朝食を終えると舞華はすぐに玄関へと向かった。舞華は靴を履きながら口を開く。
「それでは行ってきます、兄さん。一応言っておきますが、遅刻だけは決してしないでくださいね? 生徒会長の兄が遅刻なんて恥晒しもいいところなので」
「分かってる。お前にだけは迷惑はかけないから安心しろ」
「本当に頼みますよ?」
最後に念を押してから舞華は家を出た。
「はあ……」
鍵を閉めながら溜め息が漏れる。あいつの小言はいつものことだが、中々慣れるものではない。特に朝っぱらから聞かされると、精神的ダメージは計り知れないものになる。
だが落ち込んでいても仕方ない。気を取り直してリビングに戻る。
時刻は七時。家を出るのは八時頃と考えれば、あと一時間は余裕がある。この時間で朝にすべき家事を終えるとしよう。
最初にするのは食器洗い。といっても洗う食器は二人分しかないので大した手間はかからない。
次にするのは洗濯だ。朝食の前に動かしてた洗濯機から洗濯物を取り出して篭に入れる。それから庭まで持って行き干す。

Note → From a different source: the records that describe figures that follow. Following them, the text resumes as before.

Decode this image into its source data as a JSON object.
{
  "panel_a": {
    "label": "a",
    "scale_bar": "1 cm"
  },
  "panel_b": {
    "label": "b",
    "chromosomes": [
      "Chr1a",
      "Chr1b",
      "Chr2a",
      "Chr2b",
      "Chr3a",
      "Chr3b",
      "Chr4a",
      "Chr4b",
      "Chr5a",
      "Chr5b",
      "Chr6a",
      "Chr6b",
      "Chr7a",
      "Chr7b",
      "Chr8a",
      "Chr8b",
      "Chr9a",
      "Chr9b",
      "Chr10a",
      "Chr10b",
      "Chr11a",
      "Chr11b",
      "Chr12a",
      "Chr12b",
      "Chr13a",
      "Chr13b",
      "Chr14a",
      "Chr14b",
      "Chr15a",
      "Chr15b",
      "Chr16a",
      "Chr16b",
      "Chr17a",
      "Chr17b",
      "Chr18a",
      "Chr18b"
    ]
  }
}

舞華の下着もあるが気にしない。血の繋がりがないとはいえ妹だ。動揺なんて欠片もない。といか、最早見慣れてしまったので動揺のしようがない。
普段ならここまでで家事は終了。しかし、
「おっと……忘れるとこだったな」
今日は少し違う。昨日が雨だったので洗濯物を室内干ししてたのだ。
時間的にまだ余裕はあるので、畳んでタンスに収納までやってしまおう。
俺は早速昨日の洗濯物を回収して畳み始めた。妹の下着も混ざっていたが(以下略)。
畳み終えた洗濯物は二階にある俺と舞華の部屋に持って行く。
最初に位置的に近い俺の部屋に行き、その後に舞華の部屋に入る。
部屋に入ると、女の子特有の甘い香りがした。室内は可愛らしいぬいぐるみなどが置いてあり、まさに『女の子の部屋』といった感じだ。
舞華の性格もこの部屋くらい可愛らしかったら良かったのに。
益体もないことを考えながらタンスを開ける。すると、
「あいつ……」
下着を入れてる段だけ、中がグチャグチャになっていた。
俺は普段から下着はパンツとブラで左右に分けている。それが今はどうだ? 俺が分けて入れてた時の面影など皆無じゃないか。
これをやった犯人は、当然ながらこの部屋の主である舞華だ。性格は真面目そのもののくせに、こういったところは本当に雑だと思う。
流石にこのまま放置するわけにはいかない。時間的に余裕もあるので整理する。
「ん……?」
下着を整理していると、何か下着とは異なる感触が手に伝わった。何なのか気になり取り出してみると、出てきたのは一冊のノートだった。
どこにでもある普通のノートだが、表紙にデカデカとした文字で『日記』と書かれていた。
こういった時は何も見なかったことにして、そっと元の場所に戻すのが正しい対応だろう。日記というのは、大抵人には見られたくないことが書いてあるのだから。
しかし俺はこのまま日記を戻すことに躊躇いを覚えた。
なぜなら、ここには舞華が人には見られたくないこと――つまりは弱味が書かれているから。
これを読めば、多少なりともあいつの弱味を握ることができるかもしれない。無論、人の日記を勝手に読むことが最低の行いであることは理解している。
だが、普段の舞華の俺に対する態度はどうだ? 家事全般をこなしてやってるにも関わらず、人のことボロクソに言うあいつには多少の罰が必要なんじゃないか? 少しは俺の痛みを理解するべきなんじゃないか?
最早罵られるのは慣れてしまったが、別にこのままでいいと思ったことは一度もない。機会があるなら、どうにかしたいとはずっと思っていた。
だから、これは必要なことなんだ。俺が今後、この家で穏やかな日常を過ごすためにも。
自己を正当化し、俺は義妹の日記を読むことを決意した。